To date, colchicine and prednisolone are two effective therapies for the treatment of acute gout but have never been compared directly in a randomized clinical trial. In addition, in previous trials of treating acute gout patients with concomitant comorbidities were often excluded due to contraindications to naproxen.
This pragmatic, prospective, double-blind, double-dummy, parallel-group, randomized, non-inferiority trial compares prednisolone with colchicine in terms of non-inferiority in patients with acute gout. Patients presenting to their general practitioner with acute gout can be included if the gout attack has occurred within the last 2 days. A total of 60 practices in the vicinity of three university medical centers (Greifswald, Göttingen, and Würzburg) participate in the study. The intervention group receives 30 mg prednisolone for 5 days, while the group of standard care receives low-dose colchicine (day 1: 1.5 mg; days 2-5: 1 mg). The first dose of treatment is provided at day 0 when patients present to the general practitioner due to an acute gout attack. From day 0 to day 6, patients will be asked to complete a study diary on daily basis regarding pain quantification. For safety reasons, potential side effects and the course of systolic blood pressure are also assessed.
N = 314 patients have to be recruited to compensate for 10% of dropout and to allow for showing non-inferiority of prednisolone compared to colchicine with a power of 90%. We use permuted block randomization with block sizes of 2, 4, and 6 to avoid imbalanced treatment arms in this multi-center study; patients are randomized in a 1:1 ratio. The absolute level of pain on day 3 (in the last 24 h) is the primary outcome and measured on a numerical rating scale (NRS: 0-10).
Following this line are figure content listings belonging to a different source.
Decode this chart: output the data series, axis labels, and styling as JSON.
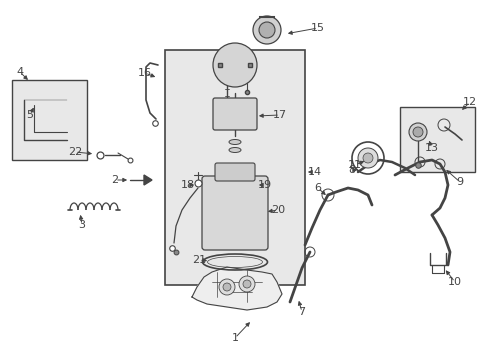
{
  "bg_color": "#ffffff",
  "line_color": "#444444",
  "box_fill": "#e8e8e8",
  "fig_width": 4.89,
  "fig_height": 3.6,
  "dpi": 100
}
Using a multiple linear regression model adjusted for age, sex, and pain at baseline, prednisolone is considered non-inferior if the effect estimate including the confidence intervals is lower than a margin of 1 unit on the NRS. Average response to treatment, joint swelling and tenderness, physical function of the joint, and patients' global assessment of treatment success are secondary outcomes.
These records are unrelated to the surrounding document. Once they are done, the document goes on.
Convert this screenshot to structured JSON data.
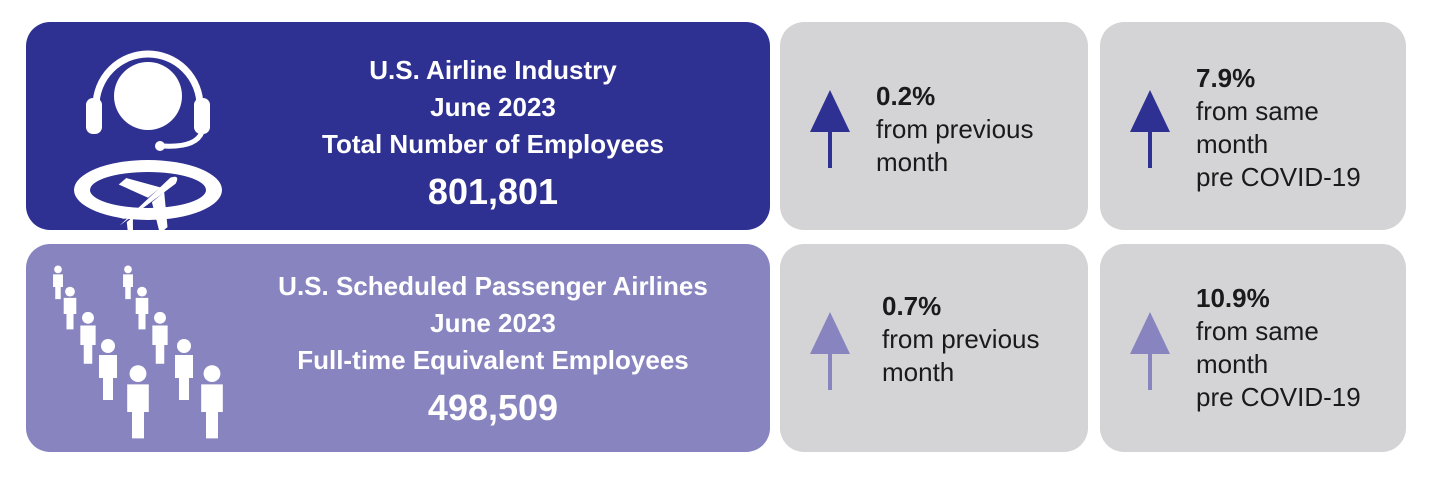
{
  "colors": {
    "dark": "#2e3192",
    "light": "#8784bf",
    "stat_bg": "#d4d4d6"
  },
  "row1": {
    "icon": "headset-airplane-icon",
    "lines": [
      "U.S. Airline Industry",
      "June 2023",
      "Total Number of Employees"
    ],
    "value": "801,801",
    "stats": [
      {
        "pct": "0.2%",
        "desc": "from previous\nmonth",
        "icon": "arrow-up-icon"
      },
      {
        "pct": "7.9%",
        "desc": "from same\nmonth\npre COVID-19",
        "icon": "arrow-up-icon"
      }
    ]
  },
  "row2": {
    "icon": "people-group-icon",
    "lines": [
      "U.S. Scheduled Passenger Airlines",
      "June 2023",
      "Full-time Equivalent Employees"
    ],
    "value": "498,509",
    "stats": [
      {
        "pct": "0.7%",
        "desc": "from previous\nmonth",
        "icon": "arrow-up-icon"
      },
      {
        "pct": "10.9%",
        "desc": "from same\nmonth\npre COVID-19",
        "icon": "arrow-up-icon"
      }
    ]
  }
}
The trial will provide evidence from a direct comparison of colchicine and prednisolone regarding their efficacy of pain reduction in acute gout patients of primary care and to indicate possible safety signals.
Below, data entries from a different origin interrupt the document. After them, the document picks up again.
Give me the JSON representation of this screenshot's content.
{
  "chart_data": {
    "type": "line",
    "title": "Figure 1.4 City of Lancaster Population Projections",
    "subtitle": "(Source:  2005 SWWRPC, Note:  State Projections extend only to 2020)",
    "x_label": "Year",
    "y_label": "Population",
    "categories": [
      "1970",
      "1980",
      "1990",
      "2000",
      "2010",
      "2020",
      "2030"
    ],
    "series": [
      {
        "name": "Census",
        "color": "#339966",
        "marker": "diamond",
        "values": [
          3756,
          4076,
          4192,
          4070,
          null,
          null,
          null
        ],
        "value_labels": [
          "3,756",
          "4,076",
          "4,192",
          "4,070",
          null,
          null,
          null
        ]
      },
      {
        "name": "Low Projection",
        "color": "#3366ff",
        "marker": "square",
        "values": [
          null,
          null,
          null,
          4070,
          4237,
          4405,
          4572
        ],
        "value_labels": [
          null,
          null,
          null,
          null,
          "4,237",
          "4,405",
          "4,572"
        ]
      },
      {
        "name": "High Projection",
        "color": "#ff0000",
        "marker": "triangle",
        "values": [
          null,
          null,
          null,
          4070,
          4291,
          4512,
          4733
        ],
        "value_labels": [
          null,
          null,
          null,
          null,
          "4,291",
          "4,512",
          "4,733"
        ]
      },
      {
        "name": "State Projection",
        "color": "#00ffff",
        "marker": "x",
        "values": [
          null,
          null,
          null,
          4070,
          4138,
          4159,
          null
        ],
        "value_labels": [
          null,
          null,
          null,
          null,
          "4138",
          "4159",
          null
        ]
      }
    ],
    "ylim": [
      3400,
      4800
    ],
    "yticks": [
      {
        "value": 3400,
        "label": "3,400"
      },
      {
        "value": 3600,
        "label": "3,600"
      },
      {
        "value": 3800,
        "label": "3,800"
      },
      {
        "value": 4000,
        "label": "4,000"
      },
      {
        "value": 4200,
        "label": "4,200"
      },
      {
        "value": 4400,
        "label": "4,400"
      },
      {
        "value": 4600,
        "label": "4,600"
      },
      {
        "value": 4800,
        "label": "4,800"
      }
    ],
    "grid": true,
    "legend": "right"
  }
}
ClinicalTrials.gov Identifier: NCT05698680 first posted on January 26, 2023 (retrospectively registered).
迄今为止,秋水仙碱和泼尼松龙是两种治疗急性痛风的有效疗法,但从未在随机临床试验中进行过直接比较。此外,在以前的治疗急性痛风患者的试验中,由于萘普生的禁忌证,往往排除了伴有合并症的患者。
这是一项实用的、前瞻性的、双盲、双模拟、平行组、随机、非劣效性试验,比较了泼尼松龙和秋水仙碱在急性痛风患者中的非劣效性。如果痛风发作发生在过去 2 天内,全科医生就诊的急性痛风患者可以入组。该研究共有来自三家大学医学中心(格赖夫斯瓦尔德、哥廷根和维尔茨堡)附近的 60 家诊所参与。干预组接受 30 mg 泼尼松龙治疗 5 天,而标准治疗组接受小剂量秋水仙碱(第 1 天:1.5 mg;第 2-5 天:1 mg)。当患者因急性痛风发作就诊全科医生时,在第 0 天给予首剂治疗。从第 0 天到第 6 天,患者将每天在研究日记中完成疼痛量化的记录。出于安全原因,还评估了潜在的副作用和收缩压的变化。
需要招募 314 名患者,以弥补 10%的脱落率,并允许用 90%的效力证明泼尼松龙与秋水仙碱相比的非劣效性。我们使用区组随机化,区组大小为 2、4 和 6,以避免在这项多中心研究中出现治疗组不平衡;患者以 1:1 的比例随机分组。第 3 天(最后 24 小时)的绝对疼痛水平(数字评分量表[NRS]:0-10)是主要结局,并进行测量。使用调整年龄、性别和基线疼痛的多元线性回归模型,如果效应估计值包括置信区间低于 NRS 上 1 个单位的边界,则认为泼尼松龙具有非劣效性。平均治疗反应、关节肿胀和压痛、关节的身体功能以及患者对治疗成功的总体评估是次要结局。
该试验将提供秋水仙碱和泼尼松龙在初级保健急性痛风患者中减轻疼痛的疗效的直接比较证据,并提示可能的安全信号。
ClinicalTrials.gov 标识符:NCT05698680 于 2023 年 1 月 26 日首次发布(回顾性注册)。